Here is, on one sample, what is currently available in the beta version:


select * from pg_active_session_history where pid=9766 order by ash_time desc fetch first 1 rows only;
-[ RECORD 1 ]----+-----------------------------------------------------------------------
ash_time         | 2018-07-12 21:57:23.992798+02
datid            | 17487
datname          | pgio
pid              | 9766
usesysid         | 10
usename          | postgres
application_name | psql
client_addr      |
client_hostname  |
client_port      | -1
backend_start    | 2018-07-12 21:28:46.539052+02
xact_start       | 2018-07-12 21:28:46.542203+02
query_start      | 2018-07-12 21:28:46.542203+02
state_change     | 2018-07-12 21:28:46.542209+02
wait_event_type  | IO
wait_event       | DataFileExtend
state            | active
backend_xid      | 37554
backend_xmin     | 37553
top_level_query  | SELECT * FROM mypgio('pgio4', 50, 3000, 131072, 255, 8);
query            | UPDATE pgio4 SET scratch = scratch + 1 WHERE mykey BETWEEN 700 AND 708
queryid          | 1109524376
backend_type     | client backend

Then, what do we do with this? This is a fact table with many dimensions. And we can drill down on the database activity.
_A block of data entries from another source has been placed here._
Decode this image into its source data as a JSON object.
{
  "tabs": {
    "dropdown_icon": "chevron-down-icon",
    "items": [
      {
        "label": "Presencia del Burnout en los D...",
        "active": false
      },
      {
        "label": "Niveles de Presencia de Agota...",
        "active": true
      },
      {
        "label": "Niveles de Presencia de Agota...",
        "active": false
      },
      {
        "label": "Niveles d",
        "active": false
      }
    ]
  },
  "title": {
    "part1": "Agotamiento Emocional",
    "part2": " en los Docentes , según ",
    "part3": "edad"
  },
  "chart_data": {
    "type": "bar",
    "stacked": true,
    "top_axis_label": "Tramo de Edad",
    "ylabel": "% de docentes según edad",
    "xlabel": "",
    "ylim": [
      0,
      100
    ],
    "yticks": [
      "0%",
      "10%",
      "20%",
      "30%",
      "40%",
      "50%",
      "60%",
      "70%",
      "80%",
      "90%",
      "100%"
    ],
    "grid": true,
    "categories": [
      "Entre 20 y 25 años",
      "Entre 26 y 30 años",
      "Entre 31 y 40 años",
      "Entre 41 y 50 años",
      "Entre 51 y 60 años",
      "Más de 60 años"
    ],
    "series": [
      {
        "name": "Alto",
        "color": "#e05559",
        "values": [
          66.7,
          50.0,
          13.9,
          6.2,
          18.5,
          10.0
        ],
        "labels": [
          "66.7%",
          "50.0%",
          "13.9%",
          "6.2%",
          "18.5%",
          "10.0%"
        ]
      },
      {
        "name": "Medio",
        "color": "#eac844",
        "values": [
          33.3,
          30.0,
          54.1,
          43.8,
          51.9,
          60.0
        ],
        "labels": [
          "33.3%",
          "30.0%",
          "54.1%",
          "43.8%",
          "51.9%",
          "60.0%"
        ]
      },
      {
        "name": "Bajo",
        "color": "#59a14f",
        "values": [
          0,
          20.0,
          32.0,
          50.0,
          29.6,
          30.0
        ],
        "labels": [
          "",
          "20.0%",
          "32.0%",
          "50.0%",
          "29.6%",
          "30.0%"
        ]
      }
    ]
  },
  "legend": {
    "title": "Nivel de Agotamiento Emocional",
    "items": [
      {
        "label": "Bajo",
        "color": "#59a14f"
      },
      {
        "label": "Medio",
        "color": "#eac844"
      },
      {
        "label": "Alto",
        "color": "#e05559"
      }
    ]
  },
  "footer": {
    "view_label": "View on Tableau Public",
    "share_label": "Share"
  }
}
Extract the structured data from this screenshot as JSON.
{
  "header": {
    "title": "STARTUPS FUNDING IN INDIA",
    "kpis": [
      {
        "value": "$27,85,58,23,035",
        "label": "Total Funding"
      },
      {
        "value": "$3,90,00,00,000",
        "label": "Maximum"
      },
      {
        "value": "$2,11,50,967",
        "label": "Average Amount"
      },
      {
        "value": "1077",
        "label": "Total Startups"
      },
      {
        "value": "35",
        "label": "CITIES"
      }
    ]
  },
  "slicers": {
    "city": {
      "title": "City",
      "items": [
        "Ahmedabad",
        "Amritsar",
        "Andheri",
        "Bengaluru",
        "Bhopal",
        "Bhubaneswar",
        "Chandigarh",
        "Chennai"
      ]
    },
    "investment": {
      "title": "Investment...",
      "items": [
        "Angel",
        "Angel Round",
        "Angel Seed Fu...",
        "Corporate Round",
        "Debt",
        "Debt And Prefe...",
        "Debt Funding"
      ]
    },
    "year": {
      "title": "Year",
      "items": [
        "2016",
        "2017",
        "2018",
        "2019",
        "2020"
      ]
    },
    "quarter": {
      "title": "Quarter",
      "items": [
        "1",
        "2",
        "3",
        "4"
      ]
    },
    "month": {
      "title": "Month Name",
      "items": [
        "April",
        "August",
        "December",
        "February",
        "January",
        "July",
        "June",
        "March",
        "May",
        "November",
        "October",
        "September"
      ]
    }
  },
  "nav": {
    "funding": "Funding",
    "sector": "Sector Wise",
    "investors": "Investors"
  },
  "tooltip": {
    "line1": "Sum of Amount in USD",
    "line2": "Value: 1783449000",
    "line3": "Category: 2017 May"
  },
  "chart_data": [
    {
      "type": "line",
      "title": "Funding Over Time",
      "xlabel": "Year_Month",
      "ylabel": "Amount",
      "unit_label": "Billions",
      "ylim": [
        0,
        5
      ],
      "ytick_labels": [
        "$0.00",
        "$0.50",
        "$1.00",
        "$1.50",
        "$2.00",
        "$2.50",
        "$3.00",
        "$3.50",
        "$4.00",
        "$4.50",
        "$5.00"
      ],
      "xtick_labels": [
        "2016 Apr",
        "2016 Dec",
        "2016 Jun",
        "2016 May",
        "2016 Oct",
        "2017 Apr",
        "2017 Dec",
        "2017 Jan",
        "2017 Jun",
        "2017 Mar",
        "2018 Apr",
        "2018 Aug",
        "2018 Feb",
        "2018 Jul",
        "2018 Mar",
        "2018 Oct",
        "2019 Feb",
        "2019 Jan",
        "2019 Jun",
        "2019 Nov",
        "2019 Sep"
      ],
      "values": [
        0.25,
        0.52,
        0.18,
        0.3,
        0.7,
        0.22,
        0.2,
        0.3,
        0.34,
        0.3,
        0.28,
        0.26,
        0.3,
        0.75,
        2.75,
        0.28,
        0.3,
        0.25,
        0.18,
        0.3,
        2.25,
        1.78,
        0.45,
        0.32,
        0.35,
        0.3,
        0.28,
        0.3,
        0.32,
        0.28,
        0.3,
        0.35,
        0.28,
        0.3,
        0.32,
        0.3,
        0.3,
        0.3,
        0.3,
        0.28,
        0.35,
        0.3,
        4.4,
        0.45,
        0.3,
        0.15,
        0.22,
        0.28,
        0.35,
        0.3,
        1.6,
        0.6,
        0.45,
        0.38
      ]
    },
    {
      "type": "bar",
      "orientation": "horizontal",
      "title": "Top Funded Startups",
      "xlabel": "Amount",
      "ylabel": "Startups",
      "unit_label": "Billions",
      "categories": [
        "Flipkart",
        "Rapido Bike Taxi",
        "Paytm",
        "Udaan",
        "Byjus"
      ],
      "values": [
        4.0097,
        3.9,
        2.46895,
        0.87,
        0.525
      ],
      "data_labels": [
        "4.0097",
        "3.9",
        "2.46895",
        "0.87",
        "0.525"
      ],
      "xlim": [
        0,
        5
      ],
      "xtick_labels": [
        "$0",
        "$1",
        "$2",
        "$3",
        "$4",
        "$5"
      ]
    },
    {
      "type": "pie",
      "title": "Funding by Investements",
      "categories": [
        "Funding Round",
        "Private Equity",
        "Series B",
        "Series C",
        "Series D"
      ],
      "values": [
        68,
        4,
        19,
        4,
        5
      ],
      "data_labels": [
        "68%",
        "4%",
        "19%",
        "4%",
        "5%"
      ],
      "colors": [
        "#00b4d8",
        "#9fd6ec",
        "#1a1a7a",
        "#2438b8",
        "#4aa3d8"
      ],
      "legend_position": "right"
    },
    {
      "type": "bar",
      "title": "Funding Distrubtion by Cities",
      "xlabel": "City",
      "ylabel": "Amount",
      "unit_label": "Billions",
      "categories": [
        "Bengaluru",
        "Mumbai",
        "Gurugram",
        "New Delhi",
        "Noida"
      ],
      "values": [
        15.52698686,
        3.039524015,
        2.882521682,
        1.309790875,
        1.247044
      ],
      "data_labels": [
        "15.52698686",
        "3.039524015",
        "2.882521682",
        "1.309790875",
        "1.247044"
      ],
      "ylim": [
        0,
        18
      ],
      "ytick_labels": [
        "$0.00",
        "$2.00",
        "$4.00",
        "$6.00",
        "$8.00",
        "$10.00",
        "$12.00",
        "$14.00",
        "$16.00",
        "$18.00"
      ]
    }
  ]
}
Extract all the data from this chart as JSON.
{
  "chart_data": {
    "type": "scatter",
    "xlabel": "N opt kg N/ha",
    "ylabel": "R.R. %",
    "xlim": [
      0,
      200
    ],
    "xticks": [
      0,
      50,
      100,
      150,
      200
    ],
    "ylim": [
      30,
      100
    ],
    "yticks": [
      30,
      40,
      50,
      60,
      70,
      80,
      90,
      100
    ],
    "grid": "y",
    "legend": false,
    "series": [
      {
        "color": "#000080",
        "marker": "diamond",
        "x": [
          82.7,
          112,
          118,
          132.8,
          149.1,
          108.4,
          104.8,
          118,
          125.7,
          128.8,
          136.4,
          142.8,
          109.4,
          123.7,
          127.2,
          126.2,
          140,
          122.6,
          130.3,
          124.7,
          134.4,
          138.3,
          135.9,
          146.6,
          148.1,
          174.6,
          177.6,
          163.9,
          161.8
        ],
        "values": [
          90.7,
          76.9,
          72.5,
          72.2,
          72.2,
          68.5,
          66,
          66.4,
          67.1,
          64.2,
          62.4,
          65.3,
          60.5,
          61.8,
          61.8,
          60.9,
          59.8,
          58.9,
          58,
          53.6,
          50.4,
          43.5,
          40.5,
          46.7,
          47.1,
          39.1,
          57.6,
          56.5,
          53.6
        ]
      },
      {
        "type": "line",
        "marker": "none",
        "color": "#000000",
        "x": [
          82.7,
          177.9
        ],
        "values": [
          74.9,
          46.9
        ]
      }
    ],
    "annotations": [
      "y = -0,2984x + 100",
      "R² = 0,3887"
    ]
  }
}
A quick overview of the load shows that I have, on average, 4 foreground sessions running for my user calls, and very low vacuuming activity:


postgres=# select backend_type
postgres-# ,count(*)/(select count(distinct ash_time)::float from pg_active_session_history) as load
postgres-# from pg_active_session_history
postgres-# group by backend_type
postgres-# ;
   backend_type    |         load
-------------------+--------------------
 client backend    |   4.09720483938256
 autovacuum worker |   0.07467667918231
(2 rows)

I’ll show in a future post how to query this view to drill down into the details. For the moment, here is a short explanation about the reason to go to a sampling approach.

Here is an abstract sequence diagram showing some typical user calls to the database. Several components are involved: CPU for the backed process, or for background processes, the OS, the storage… Our tuning goal is to reduce the user call duration. And then to reduce or optimize the work done in the different layers. With the current statistics available on PostgreSQL, like PG_STAT_ACTIVITY or PG_STAT_STATEMENTS, or available from the OS (strace to measure system call duration) we have a vertical approach on the load. We can look at each component individually:

This is basically what we did on Oracle before ASH (Active Session History) was introduced in 10g, 12 years ago. The activity sampling approach takes an orthogonal point of view. Rather than cumulating statistics for each components, it looks at what happens on the system at specific point in times, across all components. We don’t have all measures (such as how many execution of a query) but only samples. However, each sample gives a complete view from the user call down to the system calls. And 1 second samples are sufficient to address any relevant activity, without taking too much space for short retention. For each sample, we cover all layers end-to-end:

This horizontal approach makes the link between the user calls (the user perception of the database performance) and the system resources where we can analyze and optimize. With this, we can ensure that our tuning activity always focuses on the problem (the user response time) by addressing the root cause on the right component.